Светлый фон

Хрущев три раза обежал довольно большой зал, где были представлены 60 художников нашей группы. Его движения были очень резки. Он то стремительно двигался от одной картины к другой, то возвращался назад, и все окружавшие его люди тут же услужливо пятились, наступая друг другу на ноги. Со стороны это выглядело, как в комедийных фильмах Чаплина и Гарольда Ллойда. Первый раз Хрущев задержался на портрете девушки.

- Что это? Почему нет одного глаза? Это же морфинистка какая-то! - с каждым словом его голос становился визгливее.
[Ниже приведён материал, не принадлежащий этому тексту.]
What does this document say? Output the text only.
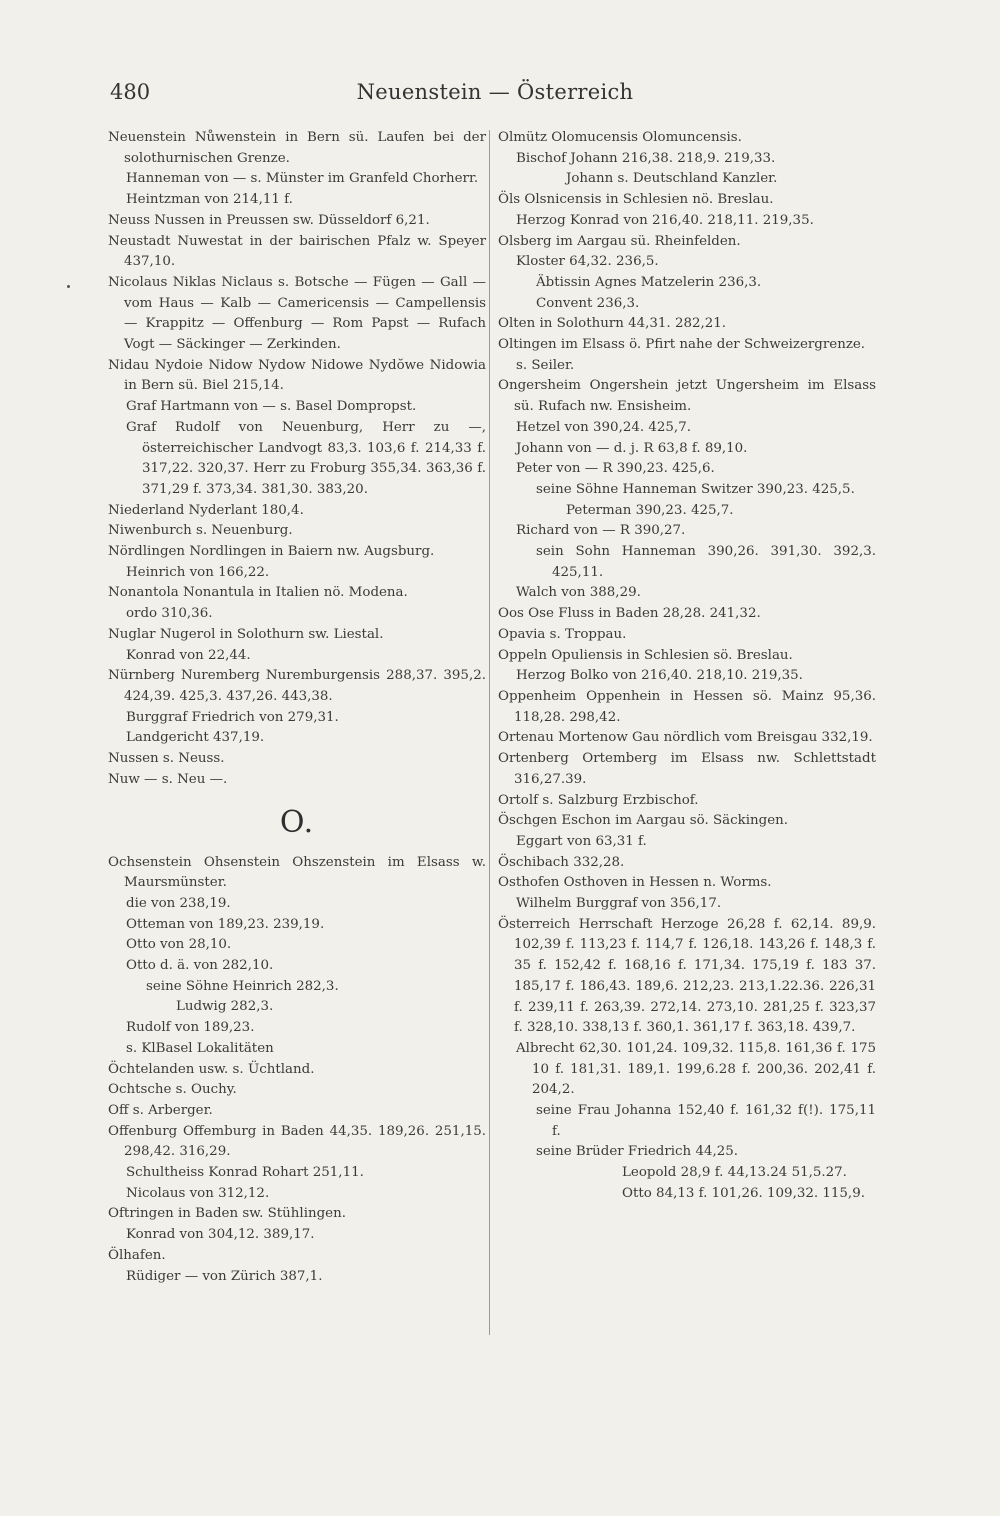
480	Neuenstein — Österreich
Neuenstein Nůwenstein in Bern sü. Laufen bei der solothurnischen Grenze.
Hanneman von — s. Münster im Granfeld Chorherr.
Heintzman von 214,11 f.
Neuss Nussen in Preussen sw. Düsseldorf 6,21.
Neustadt Nuwestat in der bairischen Pfalz w. Speyer 437,10.
Nicolaus Niklas Niclaus s. Botsche — Fügen — Gall — vom Haus — Kalb — Camericensis — Campellensis — Krappitz — Offenburg — Rom Papst — Rufach Vogt — Säckinger — Zerkinden.
Nidau Nydoie Nidow Nydow Nidowe Nydŏwe Nidowia in Bern sü. Biel 215,14.
Graf Hartmann von — s. Basel Dompropst.
Graf Rudolf von Neuenburg, Herr zu —, österreichischer Landvogt 83,3. 103,6 f. 214,33 f. 317,22. 320,37. Herr zu Froburg 355,34. 363,36 f. 371,29 f. 373,34. 381,30. 383,20.
Niederland Nyderlant 180,4.
Niwenburch s. Neuenburg.
Nördlingen Nordlingen in Baiern nw. Augsburg.
Heinrich von 166,22.
Nonantola Nonantula in Italien nö. Modena.
ordo 310,36.
Nuglar Nugerol in Solothurn sw. Liestal.
Konrad von 22,44.
Nürnberg Nuremberg Nuremburgensis 288,37. 395,2. 424,39. 425,3. 437,26. 443,38.
Burggraf Friedrich von 279,31.
Landgericht 437,19.
Nussen s. Neuss.
Nuw — s. Neu —.
O.
Ochsenstein Ohsenstein Ohszenstein im Elsass w. Maursmünster.
die von 238,19.
Otteman von 189,23. 239,19.
Otto von 28,10.
Otto d. ä. von 282,10.
seine Söhne Heinrich 282,3.
Ludwig 282,3.
Rudolf von 189,23.
s. KlBasel Lokalitäten
Öchtelanden usw. s. Üchtland.
Ochtsche s. Ouchy.
Off s. Arberger.
Offenburg Offemburg in Baden 44,35. 189,26. 251,15. 298,42. 316,29.
Schultheiss Konrad Rohart 251,11.
Nicolaus von 312,12.
Oftringen in Baden sw. Stühlingen.
Konrad von 304,12. 389,17.
Ölhafen.
Rüdiger — von Zürich 387,1.
Olmütz Olomucensis Olomuncensis.
Bischof Johann 216,38. 218,9. 219,33.
Johann s. Deutschland Kanzler.
Öls Olsnicensis in Schlesien nö. Breslau.
Herzog Konrad von 216,40. 218,11. 219,35.
Olsberg im Aargau sü. Rheinfelden.
Kloster 64,32. 236,5.
Äbtissin Agnes Matzelerin 236,3.
Convent 236,3.
Olten in Solothurn 44,31. 282,21.
Oltingen im Elsass ö. Pfirt nahe der Schweizergrenze.
s. Seiler.
Ongersheim Ongershein jetzt Ungersheim im Elsass sü. Rufach nw. Ensisheim.
Hetzel von 390,24. 425,7.
Johann von — d. j. R 63,8 f. 89,10.
Peter von — R 390,23. 425,6.
seine Söhne Hanneman Switzer 390,23. 425,5.
Peterman 390,23. 425,7.
Richard von — R 390,27.
sein Sohn Hanneman 390,26. 391,30. 392,3. 425,11.
Walch von 388,29.
Oos Ose Fluss in Baden 28,28. 241,32.
Opavia s. Troppau.
Oppeln Opuliensis in Schlesien sö. Breslau.
Herzog Bolko von 216,40. 218,10. 219,35.
Oppenheim Oppenhein in Hessen sö. Mainz 95,36. 118,28. 298,42.
Ortenau Mortenow Gau nördlich vom Breisgau 332,19.
Ortenberg Ortemberg im Elsass nw. Schlettstadt 316,27.39.
Ortolf s. Salzburg Erzbischof.
Öschgen Eschon im Aargau sö. Säckingen.
Eggart von 63,31 f.
Öschibach 332,28.
Osthofen Osthoven in Hessen n. Worms.
Wilhelm Burggraf von 356,17.
Österreich Herrschaft Herzoge 26,28 f. 62,14. 89,9. 102,39 f. 113,23 f. 114,7 f. 126,18. 143,26 f. 148,3 f. 35 f. 152,42 f. 168,16 f. 171,34. 175,19 f. 183 37. 185,17 f. 186,43. 189,6. 212,23. 213,1.22.36. 226,31 f. 239,11 f. 263,39. 272,14. 273,10. 281,25 f. 323,37 f. 328,10. 338,13 f. 360,1. 361,17 f. 363,18. 439,7.
Albrecht 62,30. 101,24. 109,32. 115,8. 161,36 f. 175 10 f. 181,31. 189,1. 199,6.28 f. 200,36. 202,41 f. 204,2.
seine Frau Johanna 152,40 f. 161,32 f(!). 175,11 f.
seine Brüder Friedrich 44,25.
Leopold 28,9 f. 44,13.24 51,5.27.
Otto 84,13 f. 101,26. 109,32. 115,9.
Я посмотрел на круглую голову с маленькими глазами, на шмякающие губы. «Игра пока проиграна, - сказал я себе, - но, может, он успокоится». Я ничего не сказал и отошел в другой конец зала. Начав с портрета девушки А. Россаля, Хрущев стремительно направился к большой композиции Л. Грибкова «1917 год».

- Что это такое? - спросил Хрущев.

Чей-то голос сказал:

- 1917 год.

- Что это за безобразие, что за уроды? Где автор?
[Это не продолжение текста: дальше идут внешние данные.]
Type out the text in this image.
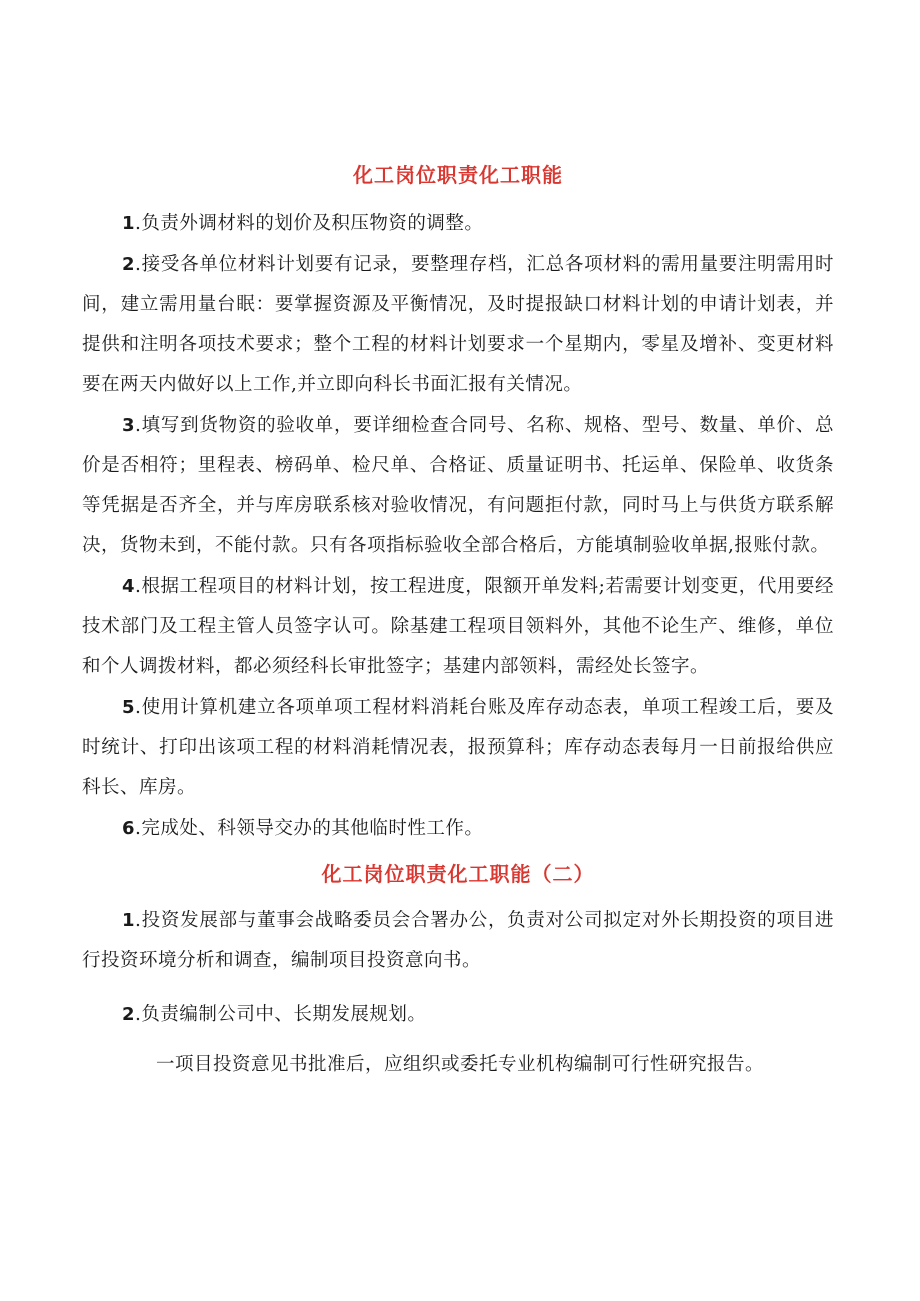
化工岗位职责化工职能

1.负责外调材料的划价及积压物资的调整。

2.接受各单位材料计划要有记录，要整理存档，汇总各项材料的需用量要注明需用时间，建立需用量台眠：要掌握资源及平衡情况，及时提报缺口材料计划的申请计划表，并提供和注明各项技术要求；整个工程的材料计划要求一个星期内，零星及增补、变更材料要在两天内做好以上工作,并立即向科长书面汇报有关情况。

3.填写到货物资的验收单，要详细检查合同号、名称、规格、型号、数量、单价、总价是否相符；里程表、榜码单、检尺单、合格证、质量证明书、托运单、保险单、收货条等凭据是否齐全，并与库房联系核对验收情况，有问题拒付款，同时马上与供货方联系解决，货物未到，不能付款。只有各项指标验收全部合格后，方能填制验收单据,报账付款。

4.根据工程项目的材料计划，按工程进度，限额开单发料;若需要计划变更，代用要经技术部门及工程主管人员签字认可。除基建工程项目领料外，其他不论生产、维修，单位和个人调拨材料，都必须经科长审批签字；基建内部领料，需经处长签字。

5.使用计算机建立各项单项工程材料消耗台账及库存动态表，单项工程竣工后，要及时统计、打印出该项工程的材料消耗情况表，报预算科；库存动态表每月一日前报给供应科长、库房。

6.完成处、科领导交办的其他临时性工作。

化工岗位职责化工职能（二）

1.投资发展部与董事会战略委员会合署办公，负责对公司拟定对外长期投资的项目进行投资环境分析和调查，编制项目投资意向书。

2.负责编制公司中、长期发展规划。

一项目投资意见书批准后，应组织或委托专业机构编制可行性研究报告。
Люциан Грибков вышел вперед.

- Вы помните своего отца? - начал Хрущев.

- Очень плохо.

- Почему?

- Его арестовали в 37-м, а мне было мало лет.

Наступила пауза.

- Ну, ладно, это неважно, но как вы могли так представить революцию? Что это за вещь? Вы что, рисовать не умеете? Мой внук и то лучше рисует.

Это доказательство на него, очевидно, так подействовало, что он побежал дальше, почти не глядя на картины. Потом вдруг остановился около большой композиции Владимира Шорца:

- А это что такое?

Шорц через час после отъезда Хрущева признается, что ему стало так нехорошо - он готов был свалиться у ног носителя самой гуманной философии. И даже на мгновение представил себе, как будет лежать среди ботинок и брюк.

Далее последовал традиционный вопрос об отце - как ни странно, почти ни у кого из студийцев отцов не оказалось в живых - и требование ответа: уважаете вы его или нет. Подобного рода подход к людям на четвертом десятке, снабженный почти матерными ругательствами усовещивания, что надо непременно любить старших, был настолько неожиданен и абсурден, что невольно становилось не до искусства и не до своих дел. Я видел, что все мои товарищи были в шоке, настолько их потряс интеллект и человеческий такт того, кто управлял половиной земного шара, не говоря о нашей собственной стране, и пассивность позиции его товарищей, не смевших и не пытавшихся его остановить. Он ругался почти у всех картин, тыкая пальцем и произнося уже привычный, бесконечно повторявшийся набор ругательств... Я смотрел на довольное плоское лицо, на людей, подобострастно дышавших в спину премьера, на пожилых прилежных стенографисток и не мог избавиться от мысли, что это какой-то сумасшедший дом.